Add another filter for critical cases and track:

kelora -j examples/api_logs.jsonl \
  --filter 'e.get_path("response_time", 0.0) > 1.0' \
  --exec '
    let rt = e.get_path("response_time", 0.0);
    e.latency_class = if rt > 5.0 {
      "critical"
    } else if rt > 2.0 {
      "high"
    } else {
      "moderate"
    };
  ' \
  --filter 'e.latency_class == "critical"' \
  --exec '
    track_count("critical_requests");
    track_top("service", e.service, 10);
    track_stats("latency", e.response_time);
  ' \
  --metrics
kelora -j examples/api_logs.jsonl \
  --filter 'e.get_path("response_time", 0.0) > 1.0' \
  --exec '
    let rt = e.get_path("response_time", 0.0);
    e.latency_class = if rt > 5.0 {
      "critical"
    } else if rt > 2.0 {
      "high"
    } else {
      "moderate"
    };
  ' \
  --filter 'e.latency_class == "critical"' \
  --exec '
    track_count("critical_requests");
    track_top("service", e.service, 10);
    track_stats("latency", e.response_time);
  ' \
  --metrics
critical_requests = 1
latency_avg  = 5.123
latency_count = 1
latency_max  = 5.123
latency_min  = 5.123
latency_p50  = 5.12
latency_p95  = 5.12
latency_p99  = 5.12
latency_sum  = 5.123
service      (1 items):
  #1  auth-service                   1

Multi-stage approach:

  1. First filter: Identify slow requests (>1s)
  2. First exec: Classify into latency buckets
  3. Second filter: Narrow to critical cases
  4. Second exec: Track metrics on critical subset

This progressive refinement lets you work with smaller datasets at each stage.
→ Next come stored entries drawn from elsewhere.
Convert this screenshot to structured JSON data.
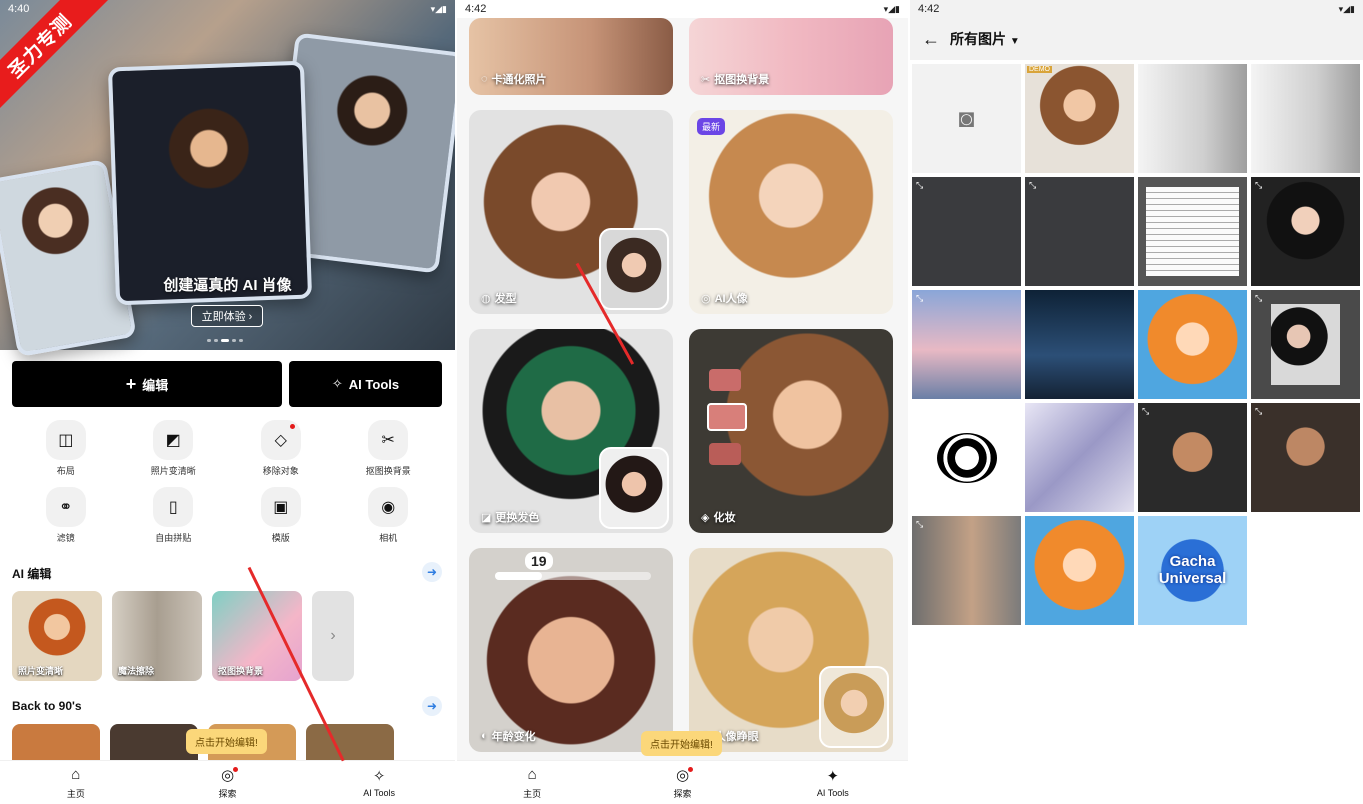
{
  "panel1": {
    "status_time": "4:40",
    "ribbon": "圣力专测",
    "hero": {
      "title": "创建逼真的 AI 肖像",
      "button": "立即体验 ›"
    },
    "edit_button": "编辑",
    "ai_tools_button": "AI Tools",
    "tools": [
      {
        "label": "布局",
        "icon": "layout-icon"
      },
      {
        "label": "照片变清晰",
        "icon": "enhance-icon"
      },
      {
        "label": "移除对象",
        "icon": "eraser-icon"
      },
      {
        "label": "抠图换背景",
        "icon": "scissors-icon"
      },
      {
        "label": "滤镜",
        "icon": "filter-icon"
      },
      {
        "label": "自由拼贴",
        "icon": "collage-icon"
      },
      {
        "label": "模版",
        "icon": "template-icon"
      },
      {
        "label": "相机",
        "icon": "camera-icon"
      }
    ],
    "ai_edit_title": "AI 编辑",
    "ai_edit_items": [
      "照片变清晰",
      "魔法擦除",
      "抠图换背景"
    ],
    "back90_title": "Back to 90's",
    "tooltip": "点击开始编辑!",
    "nav": [
      "主页",
      "探索",
      "AI Tools"
    ]
  },
  "panel2": {
    "status_time": "4:42",
    "cards": [
      {
        "label": "卡通化照片"
      },
      {
        "label": "抠图换背景"
      },
      {
        "label": "发型"
      },
      {
        "label": "AI人像",
        "badge": "最新"
      },
      {
        "label": "更换发色"
      },
      {
        "label": "化妆"
      },
      {
        "label": "年龄变化",
        "age": "19"
      },
      {
        "label": "人像睁眼"
      }
    ],
    "tooltip": "点击开始编辑!",
    "nav": [
      "主页",
      "探索",
      "AI Tools"
    ]
  },
  "panel3": {
    "status_time": "4:42",
    "title": "所有图片",
    "demo_badge": "DEMO",
    "gacha_text": "Gacha Universal"
  },
  "colors": {
    "accent_red": "#e41c1c",
    "tooltip_bg": "#fbd77a",
    "badge_purple": "#6b46e6",
    "link_blue": "#2f7de1"
  }
}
Pattern 5: Format Detection + Mixed Content Handling

Scenario: Logs contain both structured JSON and unstructured text. Extract errors from both.

Approach 1: Process Each Format Separately

For best results with mixed formats, use preprocessing:

# Extract and analyze JSON errors
grep '^{' examples/mixed_format.log | \
  kelora -f json --filter 'e.level == "ERROR"' -k timestamp,message

# Extract and analyze text errors
grep -v '^{' examples/mixed_format.log | \
  kelora -f line --filter 'e.line.contains("ERROR")' -k line

Approach 2: Fallback Parsing

Handle as line format and parse JSON where possible:

kelora examples/mixed_format.log \
  -f line \
  --exec '
    // Try to parse as JSON
    if e.line.starts_with("{") {
      let parsed = e.line.parse_json();
      if parsed != () {
        e.level = parsed.get_path("level", "UNKNOWN");
        e.message = parsed.get_path("message", "");
      }
    } else {
      // Plain text - extract level
      if e.line.contains("ERROR") {
        e.level = "ERROR";
      }
    }
  ' \
  --filter 'e.get_path("level") == "ERROR"' \
  -k line_num,level,message

Best practice: Separate formats upstream with grep for best performance and accuracy.


Pattern 6: Complete Incident Analysis Workflow

Scenario: End-to-end analysis of an API incident with time isolation, metrics, and rollup.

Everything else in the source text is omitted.